Stay after worship on Sunday, February 11, for a Question and Answer session with Rev. Patricia Farris about her retirement. Dick Crawford, Staff-Parish Relations Committee Chair, will be onhand to answer questions, as well as other members of SPRC. Childcare provided. Sunday, February 11, 11 a.m. in Simkins Hall

HORIZONS

By Rev. Patricia Farris

LENT 2024: Deeper Roots; Wide-spreading Branches May Spring come to us, be in us, and recreate new life in us! The season of Lent starts early this year. This forty-day season of preparing our hearts for the amazing good news of the Resurrection begins on Ash Wednesday, February 14. The word “Lent” comes from the Old English word “lencten,” which means “lengthen” and “Spring.” As the days grow longer, signs of Spring begin to emerge: longer and warmer days, birdsong, tender shoots of green and budding flowers. It’s as if all creation is preparing for new life, rejoicing all together in the promise of God’s ever-growing and everregenerating love. This imagery will be familiar to all you gardeners, and maybe to those of us whose grandparents and great-grandparents were farmers. Watch for special Lenten activities at church— visiting gardens, including “The Farm,” a project of Upward Bound House; view photographs by Emily Payne in the Fireside Room; take a small plumeria cutting from our beautiful tree to grow your own. Listen for music that sings these themes: “In the bulb, there is a flower, in the seed an apple tree, in cocoons, a hidden promise: butterflies will soon be free! In the cold and snow of winter, there’s a spring that waits to be, unrevealed until its season, something God alone can see.”

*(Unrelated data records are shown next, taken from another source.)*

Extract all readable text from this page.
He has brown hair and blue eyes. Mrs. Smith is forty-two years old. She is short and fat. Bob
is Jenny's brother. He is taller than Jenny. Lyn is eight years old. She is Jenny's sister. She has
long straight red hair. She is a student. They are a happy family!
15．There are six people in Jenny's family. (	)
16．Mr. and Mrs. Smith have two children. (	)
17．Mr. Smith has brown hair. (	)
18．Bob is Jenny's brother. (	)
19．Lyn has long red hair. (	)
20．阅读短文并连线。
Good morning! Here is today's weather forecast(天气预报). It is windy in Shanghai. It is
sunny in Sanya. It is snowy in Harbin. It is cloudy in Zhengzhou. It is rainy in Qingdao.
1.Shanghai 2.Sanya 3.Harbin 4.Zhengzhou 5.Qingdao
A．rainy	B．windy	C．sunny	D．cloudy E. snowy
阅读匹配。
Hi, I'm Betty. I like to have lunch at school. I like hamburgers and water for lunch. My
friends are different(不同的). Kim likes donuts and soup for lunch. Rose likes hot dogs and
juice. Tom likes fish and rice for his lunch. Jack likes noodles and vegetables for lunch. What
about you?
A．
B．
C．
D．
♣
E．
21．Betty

As we journey together through Lent towards the great day of Easter this year, we will be drawing on Celtic prayers in our worship. They are ripe with images of God’s renewing love in all creation. Here’s one from Celtic Treasure by J. Philip Newell: For rest in the night and the day’s busyness, for the silence of the winter earth followed by spring’s energy and summer’s fruiting, thanks be to you, O God. In the patterns of the seasons, in the rhythm of our days, show us the stillness that renews life, the letting go that deepens our strength of soul. May your soul be a garden of growth and delight this Lent. Our God is making all things new!